So what is there to be uneasy about? Elizabeth Walter - The Hollies And The Ivy: Gus and Judith Pentecost move into
The Hollies, previously owned by old Mrs. Dyer whose husband vanished, presumed murdered by wife although no body was ever recovered. From the first, Gus fights a losing battle versus the unruly ivy which clings to the walls and taps on the windows at night. Come Christmas, and they're entombed by the fist-thick roots. Another cracker for the
Vegetation! thread.
Miles Tripp - Commuter: For forty years, Sidney Hinds reflects, he's commuted to his dull job analysing unemployment figures before returning home to his joyless marriage. But today the station is deserted, the train doesn't arrive, and so he has no option but to return home and be nagged by Mabel for getting "under her feet" .... just as he has every day for years since he took an axe to her. Today, in a rare moment of clarity, Sidney realises he's no reason to stay at the gloomy bungalow any longer, so he has a last hack at the corpse, packs some provisions and sets up camp in the waiting room of the obsolete station. When two youths break in, he defends his property entirely oblivious to the express train belting along the rails ...
Stephen Meadows - It Had Happened Before: Short-short. Another bitter marriage with every day, every excuse for a conversation a repetition of one that has gone before. Husband takes out the iron and creeps up on wife as she's watching TV.
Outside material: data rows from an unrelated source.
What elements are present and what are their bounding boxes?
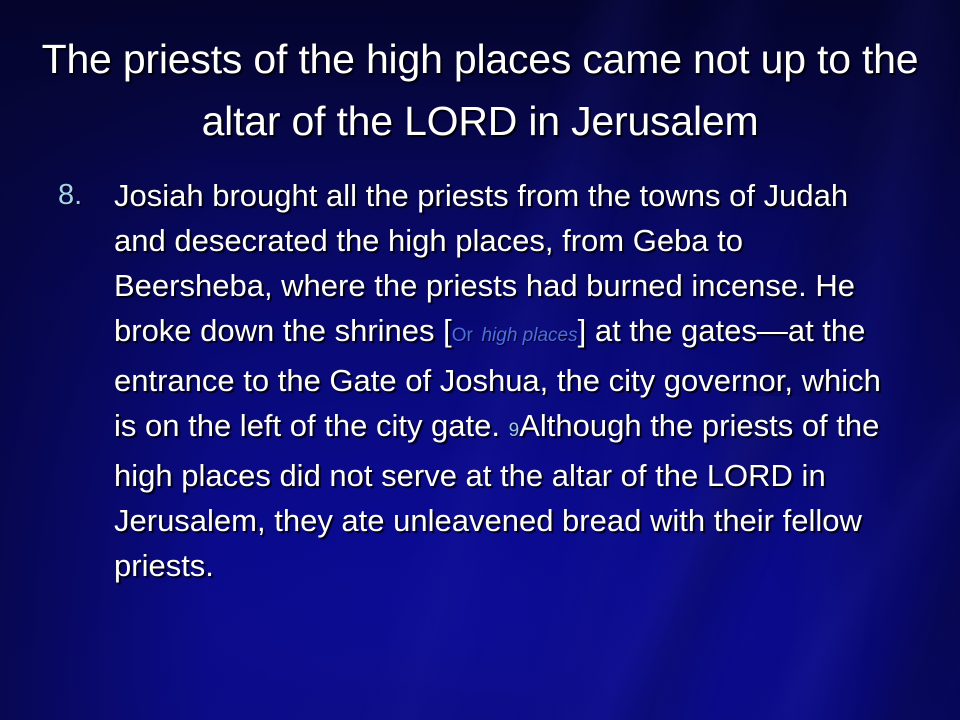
list-item: 8. Josiah brought all the priests from t… — [58, 173, 894, 588]
slide-body: 8. Josiah brought all the priests from t… — [58, 173, 894, 588]
slide-title: The priests of the high places came not … — [18, 28, 942, 153]
presentation-slide: The priests of the high places came not … — [0, 0, 960, 720]
verse-number: 9 — [509, 420, 520, 441]
scripture-passage: Josiah brought all the priests from the … — [114, 173, 894, 588]
list-item-number: 8. — [58, 173, 114, 218]
slide-content: The priests of the high places came not … — [0, 0, 960, 720]
footnote-label: Or — [452, 325, 473, 346]
footnote-text: high places — [481, 325, 577, 346]
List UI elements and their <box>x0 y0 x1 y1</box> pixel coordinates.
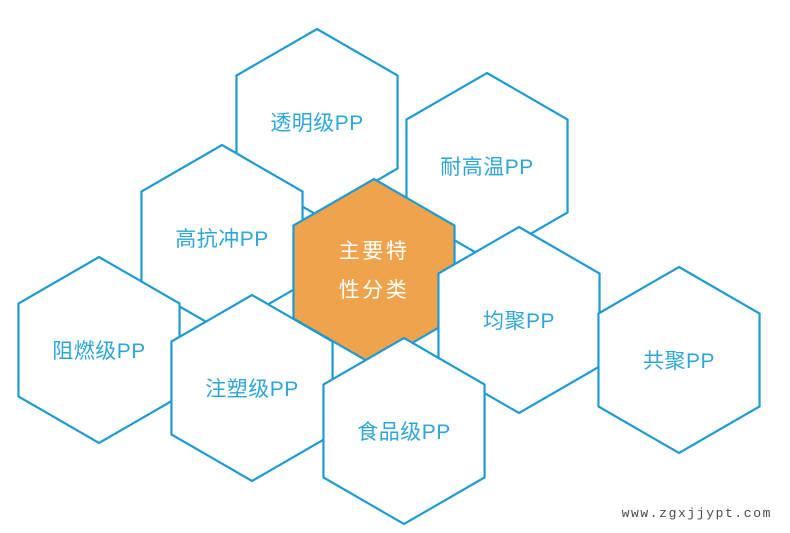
watermark-text: www.zgxjjypt.com <box>622 506 772 521</box>
diagram-canvas: 透明级PP耐高温PP高抗冲PP主要特性分类均聚PP阻燃级PP注塑级PP共聚PP食… <box>0 0 790 533</box>
honeycomb-svg <box>0 0 790 533</box>
hexagon-group <box>18 29 759 524</box>
hexagon-copolymer-pp[interactable] <box>598 267 759 453</box>
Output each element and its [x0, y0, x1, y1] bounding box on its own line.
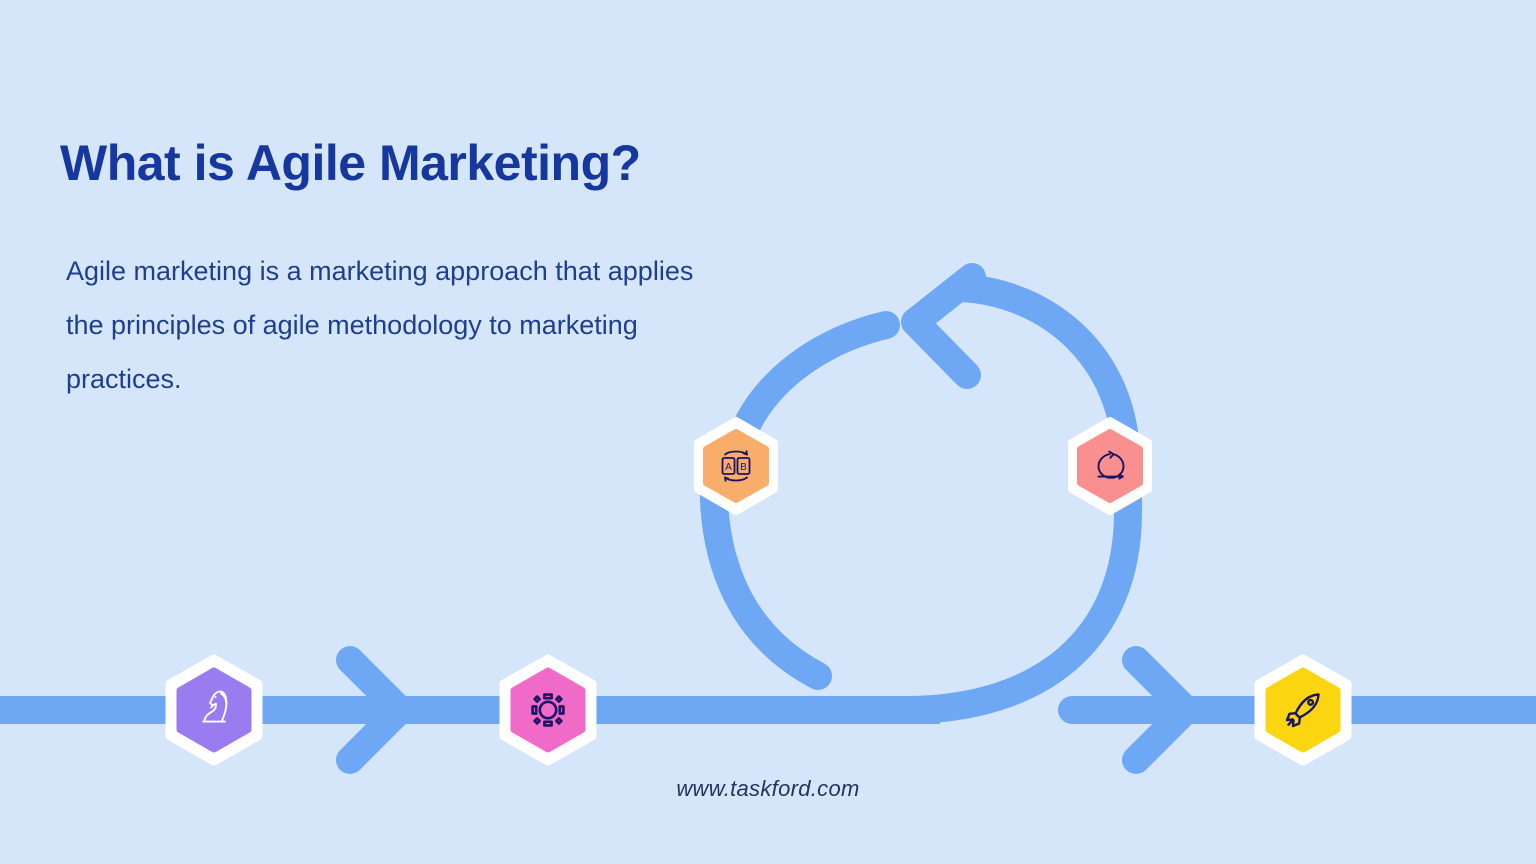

Philip Evans - Tale-Telling: Contract killer in the confessional box. The previous night he committed his first murder for non-financial gain, shooting a beautiful woman he'd just picked up and made love to, Rosa Selvaggio, and he can't explain why. He's even more at a loss as to why she merely laughed as bullet after bullet sank into her without having any effect whatsoever. She appears behind her killer in the box, as does the Priest. He's mighty odd, too.